1. "...underprepared, besieged, or dogmatic K-12 principals and superintendents...": HB 1234 creates a standardized statewide principal evaluation instrument, though the "bite" of this instrument is not as clear as the bite of the new teacher evaluation system. The bill dumps significant workload on principals, with more classroom observations and evaluation decisions now tied to merit pay. The bill doesn't address superintendents.

2. "Inept... paranoid, secretive, and self-righteous" school boards: HB 1234 does nothing to ensure better decision-making or openness from school boards. Its elimination of continuing contract gives inept school boards more freedom to get rid of good teachers for bad reasons.

3. "Politicized state boards of education": HB 1234 gives the South Dakota Department of Education more power over local schools. It does not impose merit pay or new evaluations on DOE staff.

4. "A corporate testing and textbook oligopoly": HB 1234 will drive increased dependence on standardized testing and textbooks at every grade level.

5. "A small army of opportunistic charter school and voucher entrepreneurs": HB 1234 doesn't touch these issues, but the smart ALECs trying to pry public education off its axle with bills like HB 1234 must be licking their chops.

6. "A pedantic or 'tracked' Arne Duncan, and misinformed President Obama": Mr. Sibson will happily explain that HB 1234 is another plank in Governor Daugaard's effort to implement President Obama's agenda.
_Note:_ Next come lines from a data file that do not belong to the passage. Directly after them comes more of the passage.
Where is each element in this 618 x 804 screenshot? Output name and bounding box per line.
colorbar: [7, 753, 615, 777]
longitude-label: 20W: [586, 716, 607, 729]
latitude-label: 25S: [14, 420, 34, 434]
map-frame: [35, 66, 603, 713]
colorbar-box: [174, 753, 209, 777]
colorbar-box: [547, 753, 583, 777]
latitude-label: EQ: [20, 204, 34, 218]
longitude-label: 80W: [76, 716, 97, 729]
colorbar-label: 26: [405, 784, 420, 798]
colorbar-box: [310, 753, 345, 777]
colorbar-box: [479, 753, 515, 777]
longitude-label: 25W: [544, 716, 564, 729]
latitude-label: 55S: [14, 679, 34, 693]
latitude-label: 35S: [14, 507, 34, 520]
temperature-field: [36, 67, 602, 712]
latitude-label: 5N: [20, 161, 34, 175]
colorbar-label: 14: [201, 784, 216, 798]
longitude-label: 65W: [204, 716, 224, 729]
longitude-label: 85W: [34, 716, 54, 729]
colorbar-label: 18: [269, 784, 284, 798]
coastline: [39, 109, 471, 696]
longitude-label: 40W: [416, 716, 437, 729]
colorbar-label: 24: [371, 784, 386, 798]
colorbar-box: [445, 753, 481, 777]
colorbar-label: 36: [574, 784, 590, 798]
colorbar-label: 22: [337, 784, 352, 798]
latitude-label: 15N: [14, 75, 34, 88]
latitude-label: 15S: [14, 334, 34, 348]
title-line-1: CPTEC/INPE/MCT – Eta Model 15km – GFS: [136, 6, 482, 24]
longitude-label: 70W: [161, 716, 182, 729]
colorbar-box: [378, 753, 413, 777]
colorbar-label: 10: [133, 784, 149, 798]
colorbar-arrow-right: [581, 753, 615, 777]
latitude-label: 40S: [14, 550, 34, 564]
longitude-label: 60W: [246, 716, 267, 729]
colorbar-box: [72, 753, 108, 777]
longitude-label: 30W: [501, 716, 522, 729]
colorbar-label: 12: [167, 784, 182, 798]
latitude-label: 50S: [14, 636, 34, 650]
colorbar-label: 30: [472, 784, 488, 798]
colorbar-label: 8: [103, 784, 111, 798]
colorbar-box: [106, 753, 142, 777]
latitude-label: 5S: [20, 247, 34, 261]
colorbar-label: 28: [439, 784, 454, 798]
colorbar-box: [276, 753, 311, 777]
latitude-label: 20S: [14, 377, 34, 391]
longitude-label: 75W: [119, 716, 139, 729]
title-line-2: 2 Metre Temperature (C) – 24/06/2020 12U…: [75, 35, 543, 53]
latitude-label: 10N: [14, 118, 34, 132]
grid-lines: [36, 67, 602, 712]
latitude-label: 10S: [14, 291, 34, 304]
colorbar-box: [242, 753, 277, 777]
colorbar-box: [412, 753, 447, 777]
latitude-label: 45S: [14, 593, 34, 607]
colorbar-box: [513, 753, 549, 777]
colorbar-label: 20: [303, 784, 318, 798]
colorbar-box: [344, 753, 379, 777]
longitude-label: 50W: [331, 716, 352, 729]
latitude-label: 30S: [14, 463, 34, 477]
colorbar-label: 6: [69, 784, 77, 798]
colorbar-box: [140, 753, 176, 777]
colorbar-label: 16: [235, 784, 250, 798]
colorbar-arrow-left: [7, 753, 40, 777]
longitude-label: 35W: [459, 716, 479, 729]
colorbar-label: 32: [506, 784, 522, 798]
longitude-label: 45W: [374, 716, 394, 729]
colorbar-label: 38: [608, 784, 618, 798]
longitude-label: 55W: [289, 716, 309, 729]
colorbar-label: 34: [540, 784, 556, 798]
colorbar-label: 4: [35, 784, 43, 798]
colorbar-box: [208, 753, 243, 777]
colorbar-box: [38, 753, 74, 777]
7. "The K-12 public education establishment itself, and its unions, that delayed far too long to start internally reforming their strategies and rubrics to respond to both market needs, organizational innovation, and the neural science of learning firming up in the last decade": HB 1234 certainly challenges the teacher union's vestiges of power. It challenges school districts to improve operations. But it mostly just shouts, "Do something! Do more!" without enunciating a vision beyond better test scores of what that something more should be.

8. "...collegiate schools of education that have taken a knee or run for cover rather than stand up and execute needed self-reform": HB 1234 does nothing to push better performance from our teacher preparation system.

9. "Growing American economic and cultural poverty surrounding too many of its children": HB 1234 does nothing to help children come to school better equipped to learn.

Given so many factors that affect the quality of education, Governor Daugaard's narrow focus on teacher quality is unlikely to produce remarkable improvements in student performance.